Accidents : la cohabitation avec la machine
Les machines conduisent-elles moins bien que les humains ? Le peu de recul que l’on a sur la question ne permet pas de trancher de façon certaine. Toutefois, aucun des accidents avérés sur des véhicules autonomes ne permet de mettre en cause l’automatisation. Ainsi, le premier accident d’une Google Car, en février 2016, était imputable au conducteur. La voiture, arrêtée derrière des sacs de sable, devait changer de file. Après avoir vu un bus dans le rétroviseur, le conducteur a parié qu’il ralentirait ou se mettrait à l’arrêt, puis a forcé le passage.
En mars 2018, un taxi Uber a renversé et tué une femme. Le rapport provisoire du régulateur des transports américain privilégie le facteur humain, et incite à la prudence dans l’analyse. La victime traversait la route la nuit à une section non éclairée, était habillée en noir et poussait un vélo sans réflecteur. De plus, ses tests toxicologiques se sont révélés positifs. Surtout, le système de freinage d’urgence de la voiture n’était pas activé. La conductrice, censée reprendre la main en cas de problème, regardait son smartphone…
Günter Radtke’s World of Tomorrow (1960).
Le dilemme du tramway
La philosophe britanno-américaine Philippa Ruth Foot s’est rendue célèbre en 1967 avec son dilemme du tramway. Hors de contrôle, un tram se dirige vers un groupe de cinq personnes. Vous pouvez le stopper avec quelque chose de lourd. Par « chance », une personne énorme passe à ce moment-là. Vous avez le choix : sacrifier cette personne et sauver les cinq autres, ou ne rien faire et laisser les cinq personnes mourir.
Des savants du MIT, de l’université de l’Oregon et de l’École d’économie de Toulouse ont cherché une réponse à cette problématique, déclinée pour des voitures autonomes. L’équipe a mis au point un simulateur, Moral Machine. Plusieurs dizaines de millions de scénarios ont été déjà jugés par des internautes d’une centaine de pays. Les lecteurs peuvent contribuer aux tests via le lien Web suivant : moralmachine.mit.edu/hl/fr.
Déterminer mathématiquement la responsabilité
Logiquement, un particulier n’envisage pas d’acheter une voiture qui pourrait envisager de le sacrifier. L’équipementier israélien Mobileye, désormais filiale d’Intel, a proposé une solution aux constructeurs : modéliser mathématiquement la responsabilité lors des accidents. L’objectif serait de séparer la programmation des aspects réglementaires.
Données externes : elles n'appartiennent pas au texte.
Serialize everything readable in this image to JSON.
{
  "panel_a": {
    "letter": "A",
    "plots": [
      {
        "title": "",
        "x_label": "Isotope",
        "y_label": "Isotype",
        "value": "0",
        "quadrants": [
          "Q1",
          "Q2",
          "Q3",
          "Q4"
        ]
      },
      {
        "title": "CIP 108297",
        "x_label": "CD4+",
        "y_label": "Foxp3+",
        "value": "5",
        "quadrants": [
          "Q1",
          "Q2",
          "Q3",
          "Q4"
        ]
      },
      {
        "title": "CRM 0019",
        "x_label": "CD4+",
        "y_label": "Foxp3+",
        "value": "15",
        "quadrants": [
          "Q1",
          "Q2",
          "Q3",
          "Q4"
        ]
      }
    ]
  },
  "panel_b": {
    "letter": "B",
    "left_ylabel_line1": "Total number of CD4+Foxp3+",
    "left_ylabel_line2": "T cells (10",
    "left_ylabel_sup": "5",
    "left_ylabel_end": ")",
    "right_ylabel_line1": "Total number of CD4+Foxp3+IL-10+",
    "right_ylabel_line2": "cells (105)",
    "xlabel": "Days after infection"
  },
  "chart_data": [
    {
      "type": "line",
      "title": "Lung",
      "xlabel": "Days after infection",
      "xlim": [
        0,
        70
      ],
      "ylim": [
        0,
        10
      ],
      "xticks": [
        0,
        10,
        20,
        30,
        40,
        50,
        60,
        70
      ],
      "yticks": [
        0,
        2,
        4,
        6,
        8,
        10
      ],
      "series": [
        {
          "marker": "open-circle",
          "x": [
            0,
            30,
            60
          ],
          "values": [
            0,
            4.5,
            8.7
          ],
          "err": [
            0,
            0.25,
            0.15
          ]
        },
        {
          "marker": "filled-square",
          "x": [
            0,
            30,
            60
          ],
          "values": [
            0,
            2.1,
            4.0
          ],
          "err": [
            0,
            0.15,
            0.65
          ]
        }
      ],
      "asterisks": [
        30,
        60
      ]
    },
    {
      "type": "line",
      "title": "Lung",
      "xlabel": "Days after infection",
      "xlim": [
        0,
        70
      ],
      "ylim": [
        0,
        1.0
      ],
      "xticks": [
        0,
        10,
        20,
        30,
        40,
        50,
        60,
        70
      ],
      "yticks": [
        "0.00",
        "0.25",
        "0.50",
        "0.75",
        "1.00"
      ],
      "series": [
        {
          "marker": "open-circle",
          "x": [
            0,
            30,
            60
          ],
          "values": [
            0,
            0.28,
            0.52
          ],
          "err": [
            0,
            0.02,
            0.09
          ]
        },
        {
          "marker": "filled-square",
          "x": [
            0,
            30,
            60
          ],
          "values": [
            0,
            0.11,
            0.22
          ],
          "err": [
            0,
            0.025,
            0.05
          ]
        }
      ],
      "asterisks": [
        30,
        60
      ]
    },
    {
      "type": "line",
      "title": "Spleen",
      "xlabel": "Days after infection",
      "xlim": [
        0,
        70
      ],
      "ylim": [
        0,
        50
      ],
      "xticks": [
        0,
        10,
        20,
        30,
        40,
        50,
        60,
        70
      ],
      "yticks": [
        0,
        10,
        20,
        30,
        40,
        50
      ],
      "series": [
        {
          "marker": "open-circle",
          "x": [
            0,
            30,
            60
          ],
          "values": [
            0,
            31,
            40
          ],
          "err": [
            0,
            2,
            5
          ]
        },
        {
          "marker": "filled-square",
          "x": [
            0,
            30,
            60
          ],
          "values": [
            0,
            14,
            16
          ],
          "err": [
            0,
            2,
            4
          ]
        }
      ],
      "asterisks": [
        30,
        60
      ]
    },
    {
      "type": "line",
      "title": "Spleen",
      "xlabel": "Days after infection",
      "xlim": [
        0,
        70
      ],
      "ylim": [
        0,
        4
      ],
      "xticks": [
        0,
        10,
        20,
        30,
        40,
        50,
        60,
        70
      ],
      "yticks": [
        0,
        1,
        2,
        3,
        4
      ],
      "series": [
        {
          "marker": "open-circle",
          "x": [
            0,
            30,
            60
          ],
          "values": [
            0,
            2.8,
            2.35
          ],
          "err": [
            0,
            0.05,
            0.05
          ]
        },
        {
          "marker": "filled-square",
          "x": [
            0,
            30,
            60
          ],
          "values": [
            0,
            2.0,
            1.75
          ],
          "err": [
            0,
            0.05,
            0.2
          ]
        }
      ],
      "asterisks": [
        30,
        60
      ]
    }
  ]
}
La conduite de confort, basée sur des techniques d’apprentissage, serait séparée des décisions liées à la sécurité, basées sur un modèle prédéfini. Une fois ce modèle validé par les autorités gouvernementales concernées, les constructeurs n’auraient qu’à faire certifier leurs véhicules. Mobileye a publié un document scientifique, que la National Highway Traffic Safety Administration (NHTSA) américaine a épluché : après avoir testé trente-sept scénarios pré-accident, elle n’a détecté aucune erreur.
Algorithmes éthiques
L’article 121-1 du Code pénal est clair : c’est le conducteur d’un véhicule qui est responsable des infractions commises par lui dans la conduite dudit véhicule, et non le constructeur, son équipementier, le programmeur du logiciel ou l’auteur de son algorithme. À l’avenir, c’est la pluralité des détenteurs de pouvoirs sur le véhicule autonome et leur force d’interaction ou de correction qui déterminera les responsabilités encourues.
Il est toujours possible de faire évoluer le logiciel embarqué, pour lui apprendre à se « méfier » des bus par exemple. Il s’agit d’un processus d’amélioration continue qui comble chaque nouvelle lacune identifiée.
Des constructeurs et des chercheurs de l’université de Bologne (Italie) imaginent même un « bouton éthique » qui modifierait le cheminement dans l’algorithme du logiciel embarqué lorsque l’accident et la mort sont inévitables. L’idée est de permettre au conducteur de prendre ses responsabilités : soit il décide de « sauver sa vie » (faisant preuve d’égoïsme), soit il décide de « sauver les autres » (faisant preuve d’altruisme). Laisser le choix présente un autre intérêt : il peut modifier son approche du problème en fonction de sa situation personnelle. Par exemple, on peut imaginer un père de famille qui mettrait le bouton en mode « altruiste » lorsqu’il va au travail, mais en mode « égoïste » lorsqu’il a ses enfants sur la banquette arrière.
Il existe un précédent : l’airbag passager avant d’une voiture étant très dangereux pour les enfants en bas âge, il appartient au conducteur de le désactiver s’il y a lieu.